WorkflowBowBlast runs automaticaly several tools to process raw Illumina reads, such as trimmomatic, bowtie2, bedtools genomecov and blastn.
git clone https://github.com/HeloiseMuller/WorkflowBowBlast
It is advised to create a new directory for each project, WorkflowBowBlast will create several directories for the outputs.
To use WorkflowBowBlast, one needs to set the configuration file which contains the location of the data, the choice of the tools to run with their location and some other parameters.
Then run the main script with
./main.sh config.txt
Here is an example of config.txt
#Directory of the project
dir=/home/usr/Project
#Path of the forward raw Illumina reads
rawIllumina=/home/usr/Project/Sequencing/X22DC1_1.fq.gz
#Name of the sample
sample=data
#Reference genome of the sample
path_species=/home/usr/ref/genome1.fasta
species=speciesA
#Reference species of a second species (comment if one does not need it)

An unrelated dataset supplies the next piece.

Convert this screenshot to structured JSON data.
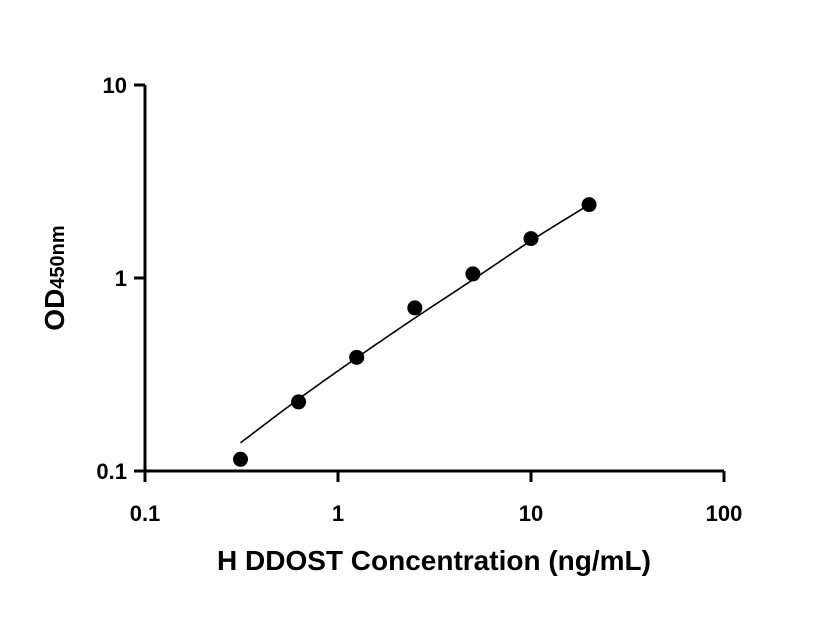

path_species2=/home/usr/ref/genome2.fasta
species2=speciesB
#Scripts to run
integrity=FALSE
trimmomatic=FALSE
bowtie2=FALSE
coverage=FALSE
blastn=TRUE
parallel=FALSE
#Number of threads to use (even number)
threads=20
#Path of software to run
path_fastqc=/opt/FastQC-0.11.8/fastqc
path_trimmomatic=/opt/Trimmomatic-0.38/trimmomatic-0.38.jar
path_bowtie2=/opt/bowtie2-2.3.4.2
path_samtools=/opt/samtools-1.9/bin/samtools
path_bedtools=/usr/bin/bedtools
path_blastn=/usr/bin/blastn
dir=/home/user/Project is the directory of your project. All the outputs will be created in this directory.
rawIlumina=/home/usr/Project/Sequencing/X22DC1_1.fq.gz is the path of the raw Illumina forward reads. No need to specify the reverse reads, they need to be at the same location.
sample=data is the name of the sample on which one wants to run the workflow.sample cannot contain any dots.
path_species=/home/usr/ref/genome1.fasta is the path of the reference genome of the Illumina reads. The name of the species used in the outputs is $species. $species cannot contains any dots
path_species2=/home/usr/ref/genome2.fasta is the path of a reference genome of another species of interest. The name of this other species used in the outputs is $species2. $species2 cannot contains any dots. This second species should be used if one wants to look for chimeric reads between $species and $species2. If not, comment these options.
integrity, trimmomatic, bowtie2, coverage and blastn are the tools WorkflowBowBlast can run. They are detailed into more details thereafter. Set TRUE to run, FALSE to ignore them. parallele=TRUE allows WorkflowBowBlast run blastn without waiting the end of bowtie2 and coverage.
threads=20 set the total number of threads to use. If bowtie2=TRUE and blastn=TRUE, threads will be split between them if they run at the same time.
This option calculate the md5 of the raw sequencing reads and run fastqc
This option runs trimmomatic on the raw sequencing reads. For the following, one needs trimmed reads, so set trimmomatic=TRUE. If trimmomatic has already been ran, one can set trimmomatic=FALSE but check that the trimmed reads are located in $dir/trimmed_data/ and that they are named as follow: $sample_trimmed.1P.fq.gz, $sample_trimmed.2P.fq.gz, $sample_trimmed.1U.fq.gz and `$sample_trimmed.2U.fq.gz.
This option runs bowtie2 on the trimmed reads against genome. If genome2 is specified, it also run bowtie2 on this other genome independently. After bowtie2, the resulting sam files are turn into sorted bam files and merged together.
This option runs Bedtools genomecov on the output(s) of bowtie2. The output is a three colomns file, contening the sequencing depth at each position of the genome. Coverage also automatically calcluates the average sequencing depth over the genome and the percentage of genome covered at least once by the Illumina reads.
This option can be ran at the same time as bowtie2 if parallele=TRUE. In this case, threads will be equally shared between blastn and bowtie2.
This option firslty processes the trimmed fq.gz files to obtain one fasta file. If genome2 is specified, blastn is ran a first time on the fasta file against this genome2. Then, only reads that mapped on genome2 are mapped on genome1.If genome2 is commented, all reads of the fasta file are mapped on genome1.